Hamburg. Der Nivea-Hersteller hat eine schwierige Zeit hinter sich. Eine Marke des Hamburger Unternehmens ist besonders stark betroffen.

Eigentlich ist die Bilanz-Pressekonferenz traditionell der einzige Termin im Jahr, zu dem der Beiersdorf-Vorstandschef Journalisten in die Firmenzentrale in Eimsbüttel einlädt. Wegen der Pandemie fiel das persönliche Treffen nun aber schon zum zweiten Mal aus. Wie bereits 2020 konnte Stefan De Loecker Geschäftszahlen und Ausblick am Mittwoch nur digital per Video­stream vorstellen.

 Und so blieb zunächst auch eine Besonderheit fast unbemerkt. Denn neben De Loecker waren bei der Präsentation gleich zwei Frauen mit von der Partie: Die Noch-Finanzvorständin Dessi Temperley, die den DAX-Konzern nach nur drei Jahren verlässt, und Astrid Hermann, die noch vor Ablauf des Vertrags schon heute ihre Nachfolge antritt. Die Personalie hatte Ende 2020 für Wirbel gesorgt. Der Nivea-Hersteller wollte mit der neuen Finanzchefin offenbar ein Signal für die Zukunft setzen. Gelungen ist das allerdings nicht so ganz.

Beiersdorf macht sieben Milliarden Euro Umsatz

Dass die Zahlen für das Corona-Jahr 2020 mit weltweiten Restriktionen und Reisebeschränkungen nicht gut aussehen würden, war zwar erwartet worden. Schon in den Tagen zuvor hatten sich Analysten zurückhaltend zur Entwicklung beim Hamburger Hautpflege- und Kosmetikkonzern geäußert.

Nachdem Beiersdorf erste Geschäftszahlen überraschend bereits am Dienstagabend nach Börsenschluss veröffentlicht hatte, verlor die Aktie Mittwoch früh bis zu acht Prozent. Der Hersteller von Nivea, Eucerin und Hansaplast hat im abgelaufenen Geschäftsjahr gut sieben Milliarden Euro Umsatz gemacht und liegt 5,7 Prozent (organisch) unter dem Vorjahresniveau. Der Konzerngewinn schrumpfte um ein Fünftel auf 636 Millionen Euro. Die Umsatzrendite vor Steuern verringerte sich um 1,4 Punkte auf 12,9 Prozent.

De Loecker wollte dann auch lieber über die Zukunft als über die Vergangenheit sprechen.

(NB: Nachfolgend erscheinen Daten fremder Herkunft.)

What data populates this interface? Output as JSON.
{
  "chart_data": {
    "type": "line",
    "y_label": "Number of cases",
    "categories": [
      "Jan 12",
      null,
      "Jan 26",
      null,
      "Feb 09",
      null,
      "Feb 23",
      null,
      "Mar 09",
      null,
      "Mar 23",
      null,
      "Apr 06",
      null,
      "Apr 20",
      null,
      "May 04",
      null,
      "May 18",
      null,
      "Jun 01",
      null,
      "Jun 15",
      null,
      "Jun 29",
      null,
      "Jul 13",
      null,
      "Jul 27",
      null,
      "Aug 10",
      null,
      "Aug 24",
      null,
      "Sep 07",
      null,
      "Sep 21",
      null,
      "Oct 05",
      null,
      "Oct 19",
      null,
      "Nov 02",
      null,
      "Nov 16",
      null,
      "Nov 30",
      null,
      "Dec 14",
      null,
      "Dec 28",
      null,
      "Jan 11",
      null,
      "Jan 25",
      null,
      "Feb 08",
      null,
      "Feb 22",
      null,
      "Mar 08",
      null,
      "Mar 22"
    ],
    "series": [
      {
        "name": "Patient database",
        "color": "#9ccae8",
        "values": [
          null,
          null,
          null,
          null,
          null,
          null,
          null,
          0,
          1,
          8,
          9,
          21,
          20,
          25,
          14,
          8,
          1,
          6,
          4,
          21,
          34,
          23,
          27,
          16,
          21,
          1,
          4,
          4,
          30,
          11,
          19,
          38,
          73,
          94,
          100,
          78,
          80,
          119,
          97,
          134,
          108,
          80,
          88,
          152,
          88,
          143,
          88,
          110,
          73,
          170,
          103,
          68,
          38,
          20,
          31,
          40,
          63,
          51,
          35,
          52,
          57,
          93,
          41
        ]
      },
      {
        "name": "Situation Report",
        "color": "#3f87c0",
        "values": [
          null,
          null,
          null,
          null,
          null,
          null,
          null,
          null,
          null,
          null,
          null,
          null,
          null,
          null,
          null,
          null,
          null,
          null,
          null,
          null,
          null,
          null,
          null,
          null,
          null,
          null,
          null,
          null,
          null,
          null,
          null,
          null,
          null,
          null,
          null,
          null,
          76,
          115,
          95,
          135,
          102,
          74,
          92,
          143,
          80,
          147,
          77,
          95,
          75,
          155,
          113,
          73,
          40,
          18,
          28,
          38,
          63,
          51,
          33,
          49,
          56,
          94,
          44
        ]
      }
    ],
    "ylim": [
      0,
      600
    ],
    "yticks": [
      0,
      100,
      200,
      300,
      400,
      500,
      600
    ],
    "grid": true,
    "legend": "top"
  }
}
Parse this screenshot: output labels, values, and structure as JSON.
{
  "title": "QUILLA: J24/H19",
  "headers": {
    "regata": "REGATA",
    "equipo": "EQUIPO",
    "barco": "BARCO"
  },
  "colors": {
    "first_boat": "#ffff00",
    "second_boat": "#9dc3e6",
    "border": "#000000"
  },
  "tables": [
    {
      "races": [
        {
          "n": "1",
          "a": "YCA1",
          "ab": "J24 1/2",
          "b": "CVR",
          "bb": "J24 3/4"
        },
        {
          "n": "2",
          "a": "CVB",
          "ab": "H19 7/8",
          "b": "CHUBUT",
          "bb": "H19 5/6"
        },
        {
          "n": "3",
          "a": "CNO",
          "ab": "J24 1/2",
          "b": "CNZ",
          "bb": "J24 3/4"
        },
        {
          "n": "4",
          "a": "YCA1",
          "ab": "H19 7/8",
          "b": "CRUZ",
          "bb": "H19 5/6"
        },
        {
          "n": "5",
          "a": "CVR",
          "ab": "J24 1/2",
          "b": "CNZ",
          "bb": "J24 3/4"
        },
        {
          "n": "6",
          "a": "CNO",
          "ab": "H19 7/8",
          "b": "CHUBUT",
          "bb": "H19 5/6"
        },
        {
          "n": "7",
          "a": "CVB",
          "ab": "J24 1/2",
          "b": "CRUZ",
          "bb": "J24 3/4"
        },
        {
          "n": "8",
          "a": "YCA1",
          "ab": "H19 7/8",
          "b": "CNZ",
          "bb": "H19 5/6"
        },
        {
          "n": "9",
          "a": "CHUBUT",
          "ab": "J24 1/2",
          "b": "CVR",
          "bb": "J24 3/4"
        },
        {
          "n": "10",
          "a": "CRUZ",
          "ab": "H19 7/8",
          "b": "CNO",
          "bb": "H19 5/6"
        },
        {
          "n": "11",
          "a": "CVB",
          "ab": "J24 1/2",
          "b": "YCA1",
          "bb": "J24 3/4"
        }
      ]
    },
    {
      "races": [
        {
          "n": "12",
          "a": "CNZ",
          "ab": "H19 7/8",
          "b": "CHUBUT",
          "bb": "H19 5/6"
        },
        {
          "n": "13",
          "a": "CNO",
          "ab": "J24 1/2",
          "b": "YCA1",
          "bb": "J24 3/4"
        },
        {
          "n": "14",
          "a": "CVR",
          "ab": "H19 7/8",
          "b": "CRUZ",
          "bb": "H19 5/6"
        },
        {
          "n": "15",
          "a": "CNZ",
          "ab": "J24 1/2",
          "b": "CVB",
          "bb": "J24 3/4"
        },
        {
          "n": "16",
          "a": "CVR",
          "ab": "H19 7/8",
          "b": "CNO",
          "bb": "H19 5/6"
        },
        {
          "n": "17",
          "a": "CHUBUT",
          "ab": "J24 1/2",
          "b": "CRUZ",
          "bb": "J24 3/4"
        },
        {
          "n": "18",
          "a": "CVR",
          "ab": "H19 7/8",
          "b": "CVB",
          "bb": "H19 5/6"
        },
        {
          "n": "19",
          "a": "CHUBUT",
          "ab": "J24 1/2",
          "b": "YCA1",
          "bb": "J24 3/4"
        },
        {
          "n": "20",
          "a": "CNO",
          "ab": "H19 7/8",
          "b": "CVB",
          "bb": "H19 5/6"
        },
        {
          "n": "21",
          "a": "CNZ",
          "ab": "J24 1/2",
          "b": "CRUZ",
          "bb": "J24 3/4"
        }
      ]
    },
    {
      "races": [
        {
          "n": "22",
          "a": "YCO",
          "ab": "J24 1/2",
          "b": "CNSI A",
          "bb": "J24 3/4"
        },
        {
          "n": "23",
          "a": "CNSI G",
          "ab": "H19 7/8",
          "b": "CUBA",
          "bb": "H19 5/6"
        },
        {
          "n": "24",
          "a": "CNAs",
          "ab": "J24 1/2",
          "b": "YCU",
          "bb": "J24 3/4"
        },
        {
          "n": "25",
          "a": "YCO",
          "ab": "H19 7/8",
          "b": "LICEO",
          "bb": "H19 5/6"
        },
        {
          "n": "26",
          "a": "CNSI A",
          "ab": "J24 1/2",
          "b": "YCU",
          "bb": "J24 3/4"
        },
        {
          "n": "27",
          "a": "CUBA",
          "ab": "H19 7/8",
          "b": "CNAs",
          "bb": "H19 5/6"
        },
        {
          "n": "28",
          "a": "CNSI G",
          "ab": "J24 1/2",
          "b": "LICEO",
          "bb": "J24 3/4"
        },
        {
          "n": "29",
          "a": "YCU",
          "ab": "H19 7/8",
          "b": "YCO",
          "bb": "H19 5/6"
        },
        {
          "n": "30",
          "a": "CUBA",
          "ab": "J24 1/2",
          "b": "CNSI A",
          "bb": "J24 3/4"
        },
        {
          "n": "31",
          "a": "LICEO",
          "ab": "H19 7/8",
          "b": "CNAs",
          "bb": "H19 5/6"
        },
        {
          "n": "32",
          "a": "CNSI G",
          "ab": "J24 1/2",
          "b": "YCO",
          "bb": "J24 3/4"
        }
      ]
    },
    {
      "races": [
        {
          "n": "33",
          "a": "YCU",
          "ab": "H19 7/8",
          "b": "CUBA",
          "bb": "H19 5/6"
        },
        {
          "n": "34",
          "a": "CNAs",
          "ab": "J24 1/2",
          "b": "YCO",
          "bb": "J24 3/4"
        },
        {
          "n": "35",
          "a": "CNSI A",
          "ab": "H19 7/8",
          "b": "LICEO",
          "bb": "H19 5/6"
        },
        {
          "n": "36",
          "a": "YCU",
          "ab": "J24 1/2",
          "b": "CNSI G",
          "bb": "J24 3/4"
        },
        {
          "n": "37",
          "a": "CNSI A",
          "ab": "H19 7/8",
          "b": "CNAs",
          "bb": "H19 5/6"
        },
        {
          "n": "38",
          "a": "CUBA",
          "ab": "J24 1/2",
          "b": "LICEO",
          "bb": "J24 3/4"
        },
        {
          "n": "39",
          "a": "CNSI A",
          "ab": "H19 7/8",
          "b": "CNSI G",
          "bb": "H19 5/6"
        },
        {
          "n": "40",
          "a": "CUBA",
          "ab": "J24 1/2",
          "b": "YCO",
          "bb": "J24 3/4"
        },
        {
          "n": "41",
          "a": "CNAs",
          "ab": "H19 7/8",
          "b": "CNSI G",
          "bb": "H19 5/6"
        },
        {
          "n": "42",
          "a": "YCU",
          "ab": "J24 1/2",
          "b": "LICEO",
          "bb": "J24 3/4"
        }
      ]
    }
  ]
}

Dabei wirkte der 53-jährige Belgier, der seit 2019 im Chefsessel sitzt, schmaler als zuvor, auch einige graue Haare sind wohl dazugekommen. „Es war ein Jahr mit außergewöhnlichen Herausforderungen“, sagte er.

Konzern beschleunigt sein Investitionsprogramm

 Im Frühjahr seien die Märkte weltweit um bis zu 20 Prozent eingebrochen. Trotzdem habe der Konzern im Zuge der C.A.R.E.+-Strategie weiter investiert und so Marktanteile in allen Hautpflegekategorien dazugewinnen können.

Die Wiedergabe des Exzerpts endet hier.